= Qian Gang =

Chinese writer and journalist

Qian Gang (钱钢 (Qián Gāng); born 11 August 1953) is a Chinese non-fiction writer and journalist from Hangzhou in Zhejiang Province, China who over four decades has written hundreds of articles and dozens of books.

==Life==
In 1969 Qian joined the People's Liberation Army and was stationed in Shanghai, where he served as an officer and a reporter for the PLA Daily. In 1976 Qian took part in the relief effort following the 1976 Tangshan earthquake, an event that deeply affected him and the subject of many of his later works. Since 1979 he has been a member of China Association of Journalists, including serving as its director. He was also involved in the founding of the periodicals China Disaster Report (中国减灾报), Life Week (三联生活周刊), and the CCTV program News Probe (新闻调查). In 1984 Gang enrolled in the People's Liberation Army College of Art in Beijing and upon graduation in 1986 he became a journalist at the PLA Daily. From 1998 to 2001 he served as deputy editor of the Guangzhou-based newspaper Southern Weekend.

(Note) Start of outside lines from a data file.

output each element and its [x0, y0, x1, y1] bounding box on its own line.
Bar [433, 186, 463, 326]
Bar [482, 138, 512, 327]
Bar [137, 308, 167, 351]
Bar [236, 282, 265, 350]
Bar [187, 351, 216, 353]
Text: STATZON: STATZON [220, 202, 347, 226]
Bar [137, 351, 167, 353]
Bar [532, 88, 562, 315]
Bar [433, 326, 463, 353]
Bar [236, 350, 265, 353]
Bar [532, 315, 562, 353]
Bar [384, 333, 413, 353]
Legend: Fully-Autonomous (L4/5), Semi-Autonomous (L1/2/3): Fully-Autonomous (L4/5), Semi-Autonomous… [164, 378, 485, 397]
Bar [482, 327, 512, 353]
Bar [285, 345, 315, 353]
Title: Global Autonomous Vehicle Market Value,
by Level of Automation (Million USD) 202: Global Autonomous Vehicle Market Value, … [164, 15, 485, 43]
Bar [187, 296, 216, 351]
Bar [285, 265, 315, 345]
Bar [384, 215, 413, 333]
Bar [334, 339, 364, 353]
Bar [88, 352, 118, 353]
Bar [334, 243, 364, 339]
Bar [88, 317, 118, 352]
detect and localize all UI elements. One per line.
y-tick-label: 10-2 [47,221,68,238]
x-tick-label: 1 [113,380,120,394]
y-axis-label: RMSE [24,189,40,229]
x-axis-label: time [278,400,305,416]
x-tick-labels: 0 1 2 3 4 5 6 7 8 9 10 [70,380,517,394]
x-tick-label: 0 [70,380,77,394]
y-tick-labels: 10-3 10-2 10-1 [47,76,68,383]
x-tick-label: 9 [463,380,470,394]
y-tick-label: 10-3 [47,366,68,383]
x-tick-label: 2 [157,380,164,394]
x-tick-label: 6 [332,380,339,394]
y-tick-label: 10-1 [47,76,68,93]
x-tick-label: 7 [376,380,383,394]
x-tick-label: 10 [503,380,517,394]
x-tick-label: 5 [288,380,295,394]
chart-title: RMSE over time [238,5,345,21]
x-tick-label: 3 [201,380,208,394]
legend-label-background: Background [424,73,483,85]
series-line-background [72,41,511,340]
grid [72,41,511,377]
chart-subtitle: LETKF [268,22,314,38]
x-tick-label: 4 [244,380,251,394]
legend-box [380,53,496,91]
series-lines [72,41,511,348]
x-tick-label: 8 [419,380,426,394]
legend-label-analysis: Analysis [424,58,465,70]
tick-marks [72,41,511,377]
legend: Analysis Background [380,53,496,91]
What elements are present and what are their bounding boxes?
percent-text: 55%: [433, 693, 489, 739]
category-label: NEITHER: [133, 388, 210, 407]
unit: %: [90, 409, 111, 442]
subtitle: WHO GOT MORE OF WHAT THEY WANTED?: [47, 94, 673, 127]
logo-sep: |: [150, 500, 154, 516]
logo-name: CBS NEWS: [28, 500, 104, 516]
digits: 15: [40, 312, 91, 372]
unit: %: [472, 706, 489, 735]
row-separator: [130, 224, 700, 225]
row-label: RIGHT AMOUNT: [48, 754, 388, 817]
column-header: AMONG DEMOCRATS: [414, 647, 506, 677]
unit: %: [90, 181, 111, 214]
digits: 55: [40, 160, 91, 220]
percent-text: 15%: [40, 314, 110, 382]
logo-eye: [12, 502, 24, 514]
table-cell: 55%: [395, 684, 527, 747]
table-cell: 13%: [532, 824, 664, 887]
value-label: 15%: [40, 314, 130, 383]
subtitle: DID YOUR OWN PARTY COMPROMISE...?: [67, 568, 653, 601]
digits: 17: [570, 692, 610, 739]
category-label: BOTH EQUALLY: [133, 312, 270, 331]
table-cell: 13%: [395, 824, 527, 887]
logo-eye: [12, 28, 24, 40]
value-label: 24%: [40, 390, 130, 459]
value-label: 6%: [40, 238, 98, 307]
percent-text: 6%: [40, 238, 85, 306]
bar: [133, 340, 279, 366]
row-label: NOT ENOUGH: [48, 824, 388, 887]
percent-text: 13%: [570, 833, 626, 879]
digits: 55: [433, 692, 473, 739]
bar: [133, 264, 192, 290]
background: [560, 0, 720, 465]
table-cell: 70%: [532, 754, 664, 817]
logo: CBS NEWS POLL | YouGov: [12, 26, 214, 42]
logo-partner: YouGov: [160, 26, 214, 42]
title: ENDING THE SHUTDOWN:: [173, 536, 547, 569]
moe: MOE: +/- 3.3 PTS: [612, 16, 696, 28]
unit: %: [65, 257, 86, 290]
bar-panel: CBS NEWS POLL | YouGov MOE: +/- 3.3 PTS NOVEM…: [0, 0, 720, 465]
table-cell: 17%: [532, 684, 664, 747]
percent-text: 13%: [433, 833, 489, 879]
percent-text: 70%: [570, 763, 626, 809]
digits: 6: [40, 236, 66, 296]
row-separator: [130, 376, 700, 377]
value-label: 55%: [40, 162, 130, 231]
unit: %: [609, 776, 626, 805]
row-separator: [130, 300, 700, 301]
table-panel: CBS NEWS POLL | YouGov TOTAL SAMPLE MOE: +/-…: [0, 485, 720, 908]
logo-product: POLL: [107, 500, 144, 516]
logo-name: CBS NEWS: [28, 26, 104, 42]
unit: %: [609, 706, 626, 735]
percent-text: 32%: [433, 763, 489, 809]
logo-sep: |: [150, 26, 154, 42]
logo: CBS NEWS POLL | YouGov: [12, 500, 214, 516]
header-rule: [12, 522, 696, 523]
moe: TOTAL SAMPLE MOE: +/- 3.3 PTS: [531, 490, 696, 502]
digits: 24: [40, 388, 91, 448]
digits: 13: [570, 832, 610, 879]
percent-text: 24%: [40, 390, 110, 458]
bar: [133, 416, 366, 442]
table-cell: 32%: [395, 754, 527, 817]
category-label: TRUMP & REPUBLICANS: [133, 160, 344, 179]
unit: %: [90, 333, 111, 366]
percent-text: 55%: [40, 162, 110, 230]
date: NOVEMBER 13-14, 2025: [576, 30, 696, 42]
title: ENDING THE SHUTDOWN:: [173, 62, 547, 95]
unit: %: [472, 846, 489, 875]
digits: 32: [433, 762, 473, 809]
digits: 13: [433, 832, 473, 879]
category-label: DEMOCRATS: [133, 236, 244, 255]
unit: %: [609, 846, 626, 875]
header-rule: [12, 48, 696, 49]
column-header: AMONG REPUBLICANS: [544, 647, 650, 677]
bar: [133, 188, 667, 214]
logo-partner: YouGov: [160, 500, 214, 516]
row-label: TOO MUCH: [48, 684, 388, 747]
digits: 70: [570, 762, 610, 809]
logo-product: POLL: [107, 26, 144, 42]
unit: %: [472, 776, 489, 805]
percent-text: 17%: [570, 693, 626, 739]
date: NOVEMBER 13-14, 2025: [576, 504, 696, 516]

Qian is a member of the China Writers Association. Currently he serves as Director of the China Media Project at The University of Hong Kong's Journalism and Media Studies Center and is a research fellow at Shanghai University's Peace and Development Research Center.

==Works==
From 1981 to 1984 Qian coauthored with Jiang Yonghong the "Blue Army Commander" (蓝军司令) and "Rushes to the Forefront" (奔涌的潮头), works that won the second and third prize for National Excellent Reporting. In 1986 he published "The Great Tangshan Earthquake" (唐山大地震), a work based on his university thesis. The book again won national accolades and was translated into English, Japanese, Korean, and French. Qian's other works include "Journal of the Qing American Education Mission" (大清留美幼童记), coauthored with Hu Supergrass; "The Qing Navy and Li Hongzhang" (大清海军与李鸿章), "Record of Twentieth Century Disasters in China" (二十世纪中国重灾百录), edited with Geng Qingguo eds), "Old News Reporter"(旧闻记者), "Chinese Media and Political Reform" (中国传媒与政治改革), "The Media situation in China Recorded" (中国传媒风云录), coauthored with Chen Wanying.